Avikpe, F. R.; Alibhai, F. J.; Romero, D. A.; Mostofinejad, A.; Bauer, J. E. S.; Montague, C.; Laflamme, M.; Amon, C. H.

Human pluripotent stem cells (hPSCs) hold significant promise for regenerative medicine, yet optimizing their expansion in three-dimensional bioreactor systems remains challenging due to complex interactions between mechanical forces, metabolic constraints, and aggregate formation dynamics. This study developed and validated a mechanistic mathematical model to predict hPSC proliferation dynamics in vertical-wheel bioreactor (VWBR) systems, incorporating the effects of shear stress and energy dissipation rate (EDR) on cell growth and aggregate dynamics.

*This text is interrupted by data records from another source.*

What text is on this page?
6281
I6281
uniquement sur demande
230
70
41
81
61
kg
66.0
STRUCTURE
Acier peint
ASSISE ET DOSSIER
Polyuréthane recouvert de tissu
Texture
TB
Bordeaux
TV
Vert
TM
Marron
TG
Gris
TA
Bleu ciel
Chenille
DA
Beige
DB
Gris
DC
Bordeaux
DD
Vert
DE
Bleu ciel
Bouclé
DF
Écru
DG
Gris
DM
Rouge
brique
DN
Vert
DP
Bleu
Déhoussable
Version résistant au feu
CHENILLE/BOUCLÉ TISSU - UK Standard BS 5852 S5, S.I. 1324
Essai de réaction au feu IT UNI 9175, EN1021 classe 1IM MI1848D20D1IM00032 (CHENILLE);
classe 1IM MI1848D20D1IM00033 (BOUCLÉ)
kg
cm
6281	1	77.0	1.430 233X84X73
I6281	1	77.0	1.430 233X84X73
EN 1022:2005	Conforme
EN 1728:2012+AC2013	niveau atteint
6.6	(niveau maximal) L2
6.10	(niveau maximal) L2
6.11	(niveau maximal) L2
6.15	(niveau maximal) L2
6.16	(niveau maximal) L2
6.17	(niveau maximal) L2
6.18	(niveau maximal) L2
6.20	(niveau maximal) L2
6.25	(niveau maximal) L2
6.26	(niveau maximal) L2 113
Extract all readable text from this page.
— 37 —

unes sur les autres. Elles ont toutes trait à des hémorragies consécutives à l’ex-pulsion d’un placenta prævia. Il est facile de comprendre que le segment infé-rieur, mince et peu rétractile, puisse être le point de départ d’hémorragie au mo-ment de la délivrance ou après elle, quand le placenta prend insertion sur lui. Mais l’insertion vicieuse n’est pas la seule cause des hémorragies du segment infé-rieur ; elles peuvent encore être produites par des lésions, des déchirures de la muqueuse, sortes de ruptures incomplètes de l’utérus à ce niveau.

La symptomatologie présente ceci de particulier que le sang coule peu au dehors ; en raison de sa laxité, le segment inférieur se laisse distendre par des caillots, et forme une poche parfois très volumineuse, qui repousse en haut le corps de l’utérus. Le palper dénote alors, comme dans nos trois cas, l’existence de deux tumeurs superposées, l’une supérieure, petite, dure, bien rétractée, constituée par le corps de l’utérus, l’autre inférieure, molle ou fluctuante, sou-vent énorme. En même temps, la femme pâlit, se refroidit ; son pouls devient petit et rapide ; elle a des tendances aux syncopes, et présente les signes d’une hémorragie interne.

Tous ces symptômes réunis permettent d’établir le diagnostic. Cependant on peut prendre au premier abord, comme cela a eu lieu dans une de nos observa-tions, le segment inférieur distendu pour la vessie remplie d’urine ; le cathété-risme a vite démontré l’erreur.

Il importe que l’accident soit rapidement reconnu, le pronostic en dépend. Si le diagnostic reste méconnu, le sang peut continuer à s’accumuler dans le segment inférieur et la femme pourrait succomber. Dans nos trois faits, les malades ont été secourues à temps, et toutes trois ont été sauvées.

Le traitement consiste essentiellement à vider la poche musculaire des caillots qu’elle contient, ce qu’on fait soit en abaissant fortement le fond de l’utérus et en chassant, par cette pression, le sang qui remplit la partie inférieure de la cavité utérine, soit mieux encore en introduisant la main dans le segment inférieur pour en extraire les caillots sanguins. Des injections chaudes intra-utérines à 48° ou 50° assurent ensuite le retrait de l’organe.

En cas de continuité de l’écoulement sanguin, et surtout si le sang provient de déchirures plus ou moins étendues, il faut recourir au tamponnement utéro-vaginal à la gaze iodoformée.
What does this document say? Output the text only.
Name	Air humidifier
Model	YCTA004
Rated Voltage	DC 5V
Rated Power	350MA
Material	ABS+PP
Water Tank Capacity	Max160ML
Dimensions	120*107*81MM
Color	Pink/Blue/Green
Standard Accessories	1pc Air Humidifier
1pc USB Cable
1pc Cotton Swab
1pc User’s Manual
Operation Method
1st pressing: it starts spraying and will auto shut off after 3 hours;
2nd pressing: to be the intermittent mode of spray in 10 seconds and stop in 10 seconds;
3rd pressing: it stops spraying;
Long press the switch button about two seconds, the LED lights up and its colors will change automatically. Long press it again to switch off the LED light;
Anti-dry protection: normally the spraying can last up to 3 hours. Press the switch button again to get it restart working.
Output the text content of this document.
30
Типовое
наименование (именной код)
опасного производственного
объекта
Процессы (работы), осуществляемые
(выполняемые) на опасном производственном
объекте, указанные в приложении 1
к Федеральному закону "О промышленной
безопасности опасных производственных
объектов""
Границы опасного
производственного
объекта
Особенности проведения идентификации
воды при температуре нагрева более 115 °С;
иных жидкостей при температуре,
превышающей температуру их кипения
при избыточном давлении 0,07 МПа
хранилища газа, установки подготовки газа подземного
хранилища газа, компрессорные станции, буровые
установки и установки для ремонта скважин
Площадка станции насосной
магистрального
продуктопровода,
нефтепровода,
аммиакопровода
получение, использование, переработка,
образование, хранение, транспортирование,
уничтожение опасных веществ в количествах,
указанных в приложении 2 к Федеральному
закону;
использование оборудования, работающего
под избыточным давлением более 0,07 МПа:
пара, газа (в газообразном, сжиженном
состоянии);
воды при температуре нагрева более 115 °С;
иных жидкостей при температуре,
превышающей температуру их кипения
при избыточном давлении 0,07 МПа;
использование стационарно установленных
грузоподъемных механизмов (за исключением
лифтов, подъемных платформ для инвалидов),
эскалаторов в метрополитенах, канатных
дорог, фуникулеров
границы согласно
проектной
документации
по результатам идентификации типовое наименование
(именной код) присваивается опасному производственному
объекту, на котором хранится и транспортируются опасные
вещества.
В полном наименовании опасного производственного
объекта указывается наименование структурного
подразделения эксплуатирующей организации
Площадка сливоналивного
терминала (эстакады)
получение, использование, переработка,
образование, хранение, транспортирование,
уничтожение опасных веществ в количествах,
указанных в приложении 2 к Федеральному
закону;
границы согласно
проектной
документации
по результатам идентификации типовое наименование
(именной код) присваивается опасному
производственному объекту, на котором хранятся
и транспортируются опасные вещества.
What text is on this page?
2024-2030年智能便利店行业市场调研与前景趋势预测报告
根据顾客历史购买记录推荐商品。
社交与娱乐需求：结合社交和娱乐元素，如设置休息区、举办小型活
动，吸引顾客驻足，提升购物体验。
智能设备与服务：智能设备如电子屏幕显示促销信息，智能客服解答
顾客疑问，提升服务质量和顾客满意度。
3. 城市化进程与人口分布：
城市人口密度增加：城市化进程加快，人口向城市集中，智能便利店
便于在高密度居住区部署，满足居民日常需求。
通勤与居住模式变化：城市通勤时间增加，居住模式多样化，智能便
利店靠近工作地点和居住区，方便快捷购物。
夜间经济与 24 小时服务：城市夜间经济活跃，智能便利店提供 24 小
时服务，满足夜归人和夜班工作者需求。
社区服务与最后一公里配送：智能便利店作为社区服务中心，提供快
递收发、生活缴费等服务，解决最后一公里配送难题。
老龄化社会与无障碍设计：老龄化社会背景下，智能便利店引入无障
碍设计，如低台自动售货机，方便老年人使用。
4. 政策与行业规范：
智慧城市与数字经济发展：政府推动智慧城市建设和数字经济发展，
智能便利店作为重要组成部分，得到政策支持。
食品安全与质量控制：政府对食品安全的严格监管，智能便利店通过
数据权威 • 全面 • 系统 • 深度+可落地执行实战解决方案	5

Seven model variants employing different kinetic formulations for shear stress and energy dissipation rate effects were systematically evaluated through model selection, identifiability analyses, and experimental validation. Experimental data from six bioreactor conditions varying in initial cell density (2.0E4 - 15.0E4 cells/mL), agitation rate (30 - 60 RPM), and working volume (100 - 500 mL) were used for model calibration and selection. Bayesian Information Criterion analysis identified a model combining Michaelis-Menten kinetics for shear stress inhibition with a EDR-mediated aggregate detachment formulation as the best-performing variant, achieving a Mean Relative Prediction Error of 14.0%, comparable to the experimental variability of 16.3%. Independent validation experiments using leave-out data gathered under different media exchange schedules confirmed model accuracy with prediction errors below 14%, consistent with observed experimental variability around 12.0%. The validated model was used to optimize the media exchange protocol, leading to a 37.5% reduction in media consumption with only a 13.5% reduction in final cell yield, demonstrating its utility for prospective, quantitative bioprocess design in VWBR systems.